Originally Posted by Endorphin Junkie
I think this is likely going to be my only choice. If I can
- find a DLNA player that retains music playlists and play settings, and resumes them automatically on connect
- Create a scene which automatically connects to that DLNA server and outputs only to the bedroom
It's disappointing that the more recent AVRs don't have iPod Classic interfaces included. I imagine they had to pay licensing fees to Apple to do this.
I was in much the same situation as you several years ago. I have about 2000 CDs and wanted to rip them to an all inclusive media library. I had the RX-V663 with 30-pin iPod dock, so it made great sense to use an iPod Classic 120Gb or 160Gb to hold all of it; I got one for a Christmas present. I have about half the CDs ripped to the tune of about 80Gb or more of music, past episodes of This American Life,
and some audiobooks, all kept on hard drive and the iPod Classic.
I tried iTunes for about 20 minutes and put it away in disgust, and bought a full-featured music library app, MediaMonkey
[MM], which syncs to a wide variety of devices (incl. iPods, phones) and gives you far greater control over music, playlists, autoplaylists, automatic library organization, automatic tagging of downloaded podcasts, yada yada yada. Newer versions of MM will do DLNA from the computer it's on. I kept the media library on a dedicated NAS, until that died, and I had to restore it all from the iPod to a new 1.5Tb drive (and MM made quick work of reorganizing tracks copied from the iPod Classic). The music library now resides on this 1.5Tb drive plugged into a Netgear R6700 router that offers sharing of the drive's partitions as multiple Windows shares, as well DLNA sharing, and even access to the drive from the Internet when I'm away from home. If you don't have a home router with this feature, a new router + a flash drive is an affordable solution (Apple has their own flavor of this as well, perhaps still called Time Machine
or something like that). (BTW, if you use iTunes on a Macbook, an Apple router and/or an Apple TV could be your updated way to play your iTunes library on the AVR. Actually, you might not even need the Macbook, if the ATV will play your iTunes library from the cloud. I don't use their ecosystem, so can't speak for it.)
Meanwhile Google's Play Music service [GPM] lets you upload boatloads of your tracks to their service for free, first 10,000 tracks, then 20,000, I think they're up to 50,000. Obviously, they match what you've got in their library already, discard what you upload and grant you access to what's in their library; it usually works out. But easily 1/3 of my library are obscure tracks they don't have, so their offer is especially advantageous for me. I have access to all my digital music from anywhere through the Google Play Music service: car, office, home, etc. GPM lets you stream your own music from their service, and download for offline playback in the app. I have no need to "sync" my music to a phone since it's online 24/7/365 anyway. (For inquiring minds, it took roughly 72 hours to sync my entire library to their service. There were some glitches, but something like 1% of the total.)

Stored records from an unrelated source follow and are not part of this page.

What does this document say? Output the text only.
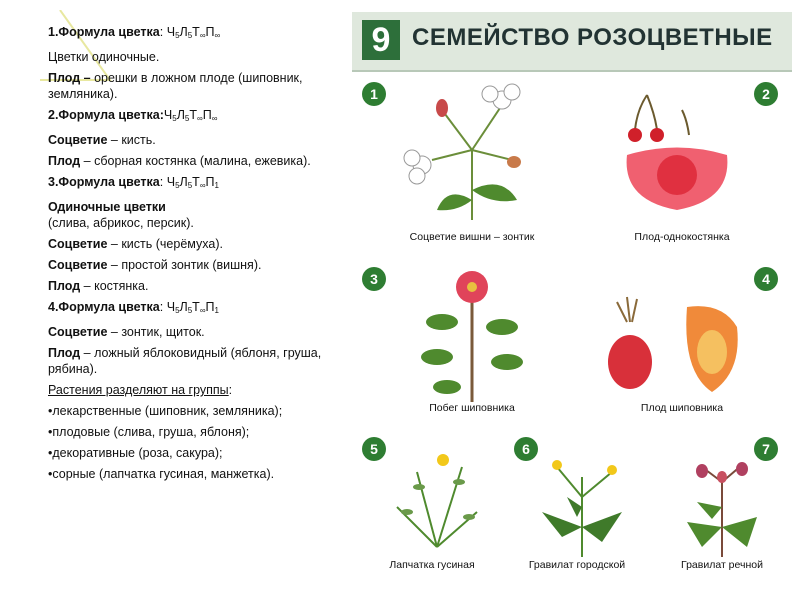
1.Формула цветка: $Ч_5Л_5Т_\infty П_\infty$

Цветки одиночные.

Плод – орешки в ложном плоде (шиповник, земляника).

2.Формула $цветка:Ч_5Л_5Т_\infty П_\infty$

Соцветие – кисть.

Плод – сборная костянка (малина, ежевика).

3.Формула цветка: $Ч_5Л_5Т_\infty П_1$

Одиночные цветки
(слива, абрикос, персик).

Соцветие – кисть (черёмуха).

Соцветие – простой зонтик (вишня).

Плод – костянка.

4.Формула цветка: $Ч_5Л_5Т_\infty П_1$

Соцветие – зонтик, щиток.

Плод – ложный яблоковидный (яблоня, груша, рябина).

Растения разделяют на группы:

•лекарственные (шиповник, земляника);

•плодовые (слива, груша, яблоня);

•декоративные (роза, сакура);

•сорные (лапчатка гусиная, манжетка).

9 СЕМЕЙСТВО РОЗОЦВЕТНЫЕ
1
Соцветие вишни – зонтик
2
Плод-однокостянка
3
Побег шиповника
4
Плод шиповника
5
Лапчатка гусиная
6
Гравилат городской
7
Гравилат речной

My upgrade to an RX-v775 with its SERVER function lets me play music direct from the DLNA share on my router. (And they did away with the proprietary dock.
) At times, it takes many minutes (nearly an hour) to index the 10,000+ tracks on the share, and then let me browse them. But the DLNA share is up all the time, so generally the AVR can browse the music pretty speedily. It's quicker to scroll through 80-90 artist folders using the AV Controller
app for iOS and Android than the web or on-screen interface, and the app lets you jump ahead in the list. I presume that more recent models are faster due to newer processors.
With a Google Chromecast [CC] plugged into the AVR (and the CC is always powered on), I can initiate playback from any tablet or phone, streaming direct from the GPM service. (A CC Audio works too, but won't wake the AVR and TV via HDMI like a CC will.) Unlike Bluetooth solutions, or Airplay, the CC streams the content directly from the internet, not from the phone/device. Generally I use this method since with Google Play Music All-Access, I can also play other music or radio mixes based on my music library and theirs, or just play music from my library (on their service).
My iPod Classic? It sits in a Crossley 30-pin dock plugged into a 2.1 powered speaker system in the bedroom. With a CC Audio I bought cheap this Christmas, I sometimes plug that into the speakers, but it normally stays on the AVR so I can listen to music without the TV screen on.